To that end, a recent study carried out at the University of Liverpool, in the U.K., partly funded by WALTHAM and led by Caroline McGregor-Argo, BVSc, BSc, PhD, Dipl. ECAR, MRCVS, focused on diet restriction (DR) as the sole means of achieving weight loss in the obese equid.
Employing 12 overweight horses and ponies divided into two feeding groups, the researchers reduced animals' dry matter (DM) intake to 1.25% of each horse's body mass (BM) and studied weight loss rates over a 16-week period. They estimated the two diets to be nearly equal in calories: Group 1 received 0.8% BM chaff-based complete feedstuff and 0.45% BM grass hay, while Group 2 received 1.15% grass hay and 0.1% nutrient balancer. McGregor-Argo explained that the purpose for having two feeding groups was "to test the hypothesis that we could substitute some of the hay diet for the proprietary feed (to have greater nutrient control) without compromising weight loss."
Researchers found that the horses' weight loss response to DR varied greatly.

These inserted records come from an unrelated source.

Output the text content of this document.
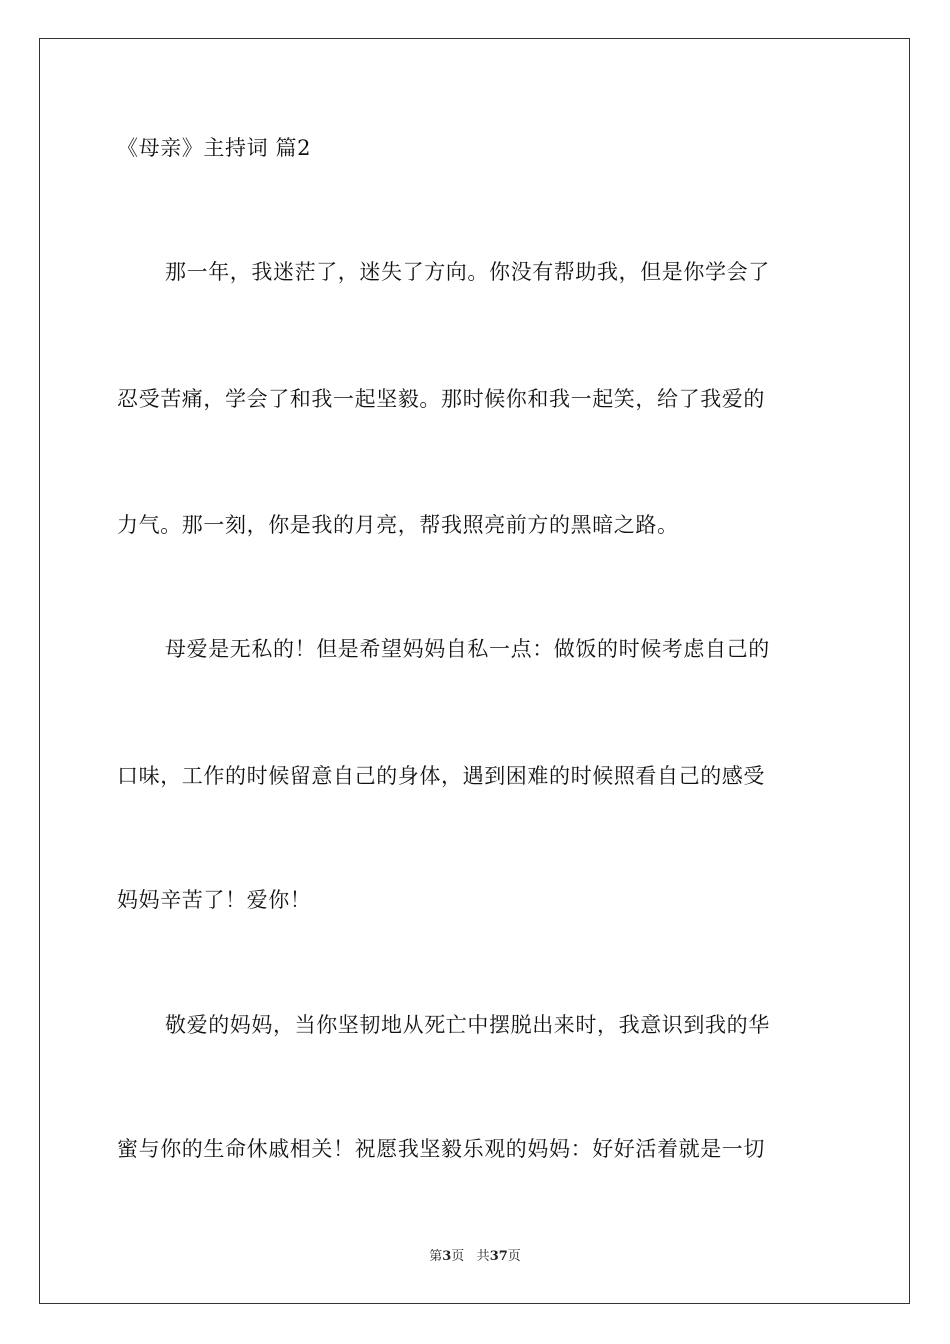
《母亲》主持词 篇2
那一年，我迷茫了，迷失了方向。你没有帮助我，但是你学会了
忍受苦痛，学会了和我一起坚毅。那时候你和我一起笑，给了我爱的
力气。那一刻，你是我的月亮，帮我照亮前方的黑暗之路。
母爱是无私的！但是希望妈妈自私一点：做饭的时候考虑自己的
口味，工作的时候留意自己的身体，遇到困难的时候照看自己的感受
妈妈辛苦了！爱你！
敬爱的妈妈，当你坚韧地从死亡中摆脱出来时，我意识到我的华
蜜与你的生命休戚相关！祝愿我坚毅乐观的妈妈：好好活着就是一切
第3页 共37页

While some animals lost weight, others were resistant to weight loss, either maintaining or gaining weight at the current level of DR. In an extension study lasting four more weeks, researchers retained four of the more weight loss-resistant animals and reduced this subgroup's diet to 1% BM to see if weight loss could be achieved.
Key findings included:
- Most animals lost the greatest amount of weight during the first week, with weight loss rates gradually slowing or halting by Week 16;
- Most horses' baseline plasma insulin levels decreased during DR; and
- The four extension study horses lost weight at more than three times their earlier rates when restricted to a 1% BM diet.

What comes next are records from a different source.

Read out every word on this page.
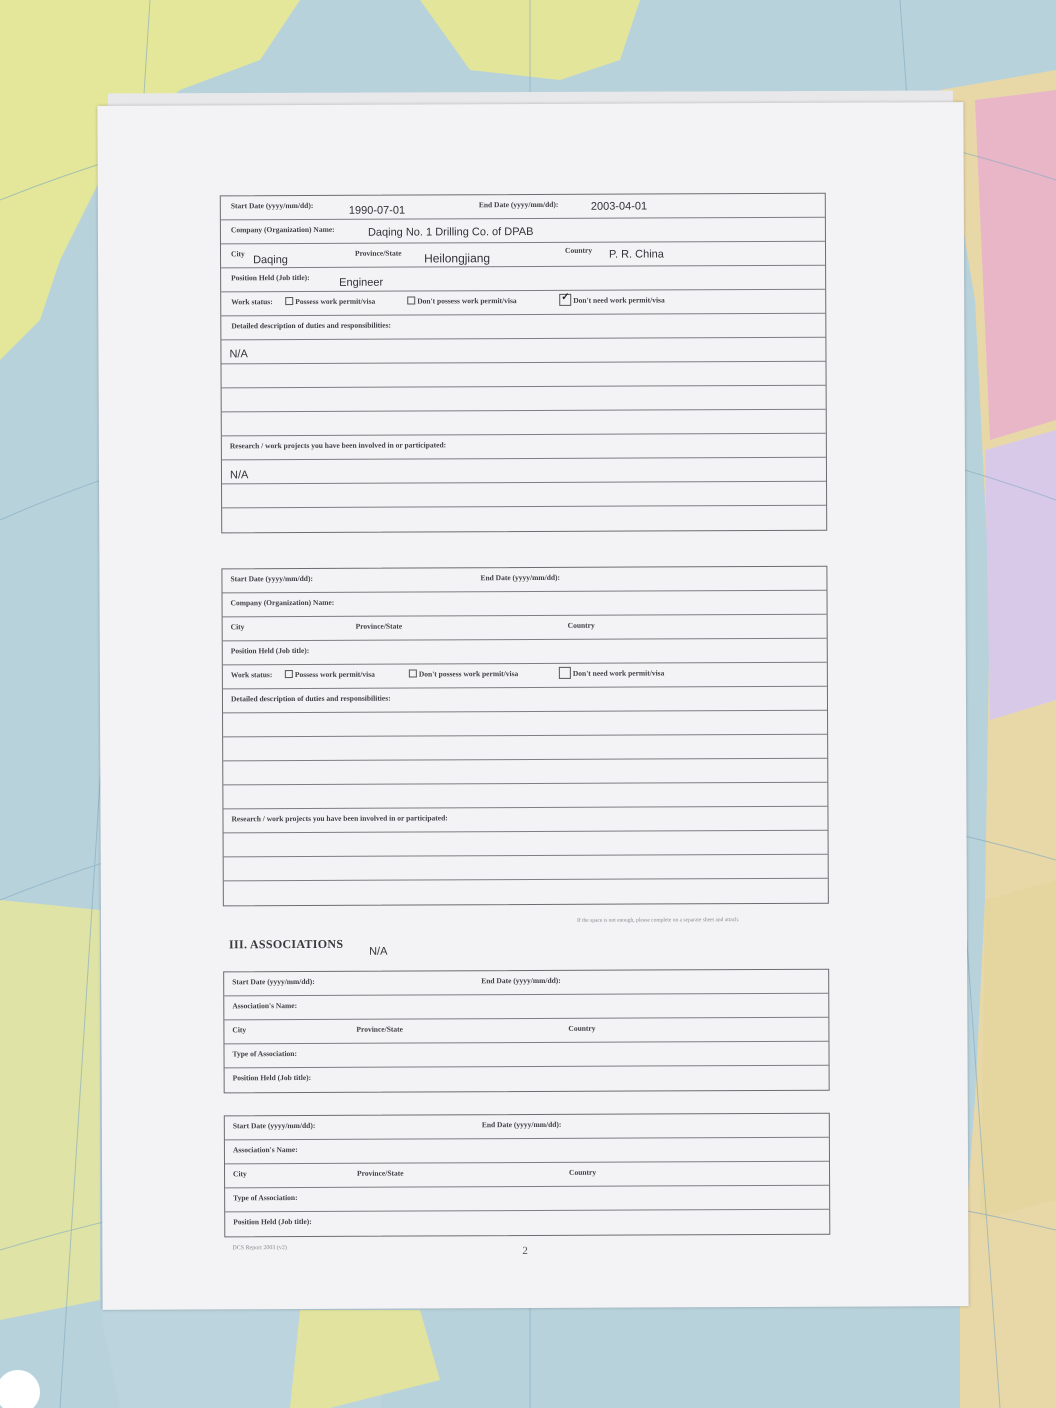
Start Date (yyyy/mm/dd):	1990-07-01	End Date (yyyy/mm/dd):	2003-04-01
Company (Organization) Name:	Daqing No. 1 Drilling Co. of DPAB
City
Daqing
Province/State Heilongjiang
Country P. R. China
Position Held (Job title):	Engineer
Work status:	Possess work permit/visa	Don't possess work permit/visa
✓	Don't need work permit/visa
Detailed description of duties and responsibilities:
N/A
Research / work projects you have been involved in or participated:
N/A
Start Date (yyyy/mm/dd):	End Date (yyyy/mm/dd):
Company (Organization) Name:
City	Province/State	Country
Position Held (Job title):
Work status:	Possess work permit/visa	Don't possess work permit/visa	Don't need work permit/visa
Detailed description of duties and responsibilities:
Research / work projects you have been involved in or participated:
If the space is not enough, please complete on a separate sheet and attach.
III. ASSOCIATIONS
N/A
Start Date (yyyy/mm/dd):	End Date (yyyy/mm/dd):
Association's Name:
City	Province/State	Country
Type of Association:
Position Held (Job title):
Start Date (yyyy/mm/dd):	End Date (yyyy/mm/dd):
Association's Name:
City	Province/State	Country
Type of Association:
Position Held (Job title):
DCS Report 2003 (v2)	2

"Horses have a different metabolism than people and cannot tolerate extreme dietary restriction in the same way," McGregor-Argo cautioned. "We would recommend that restriction below 1.25% should be used only when absolutely needed, and that this should be conducted under veterinary supervision."
The study, "Weight loss resistance: A further consideration for the nutritional management of obese Equidae," appeared in The Veterinary Journal in October 2012. The abstract can viewed online.
Disclaimer: Seek the advice of a qualified veterinarian before proceeding with any diagnosis, treatment, or therapy.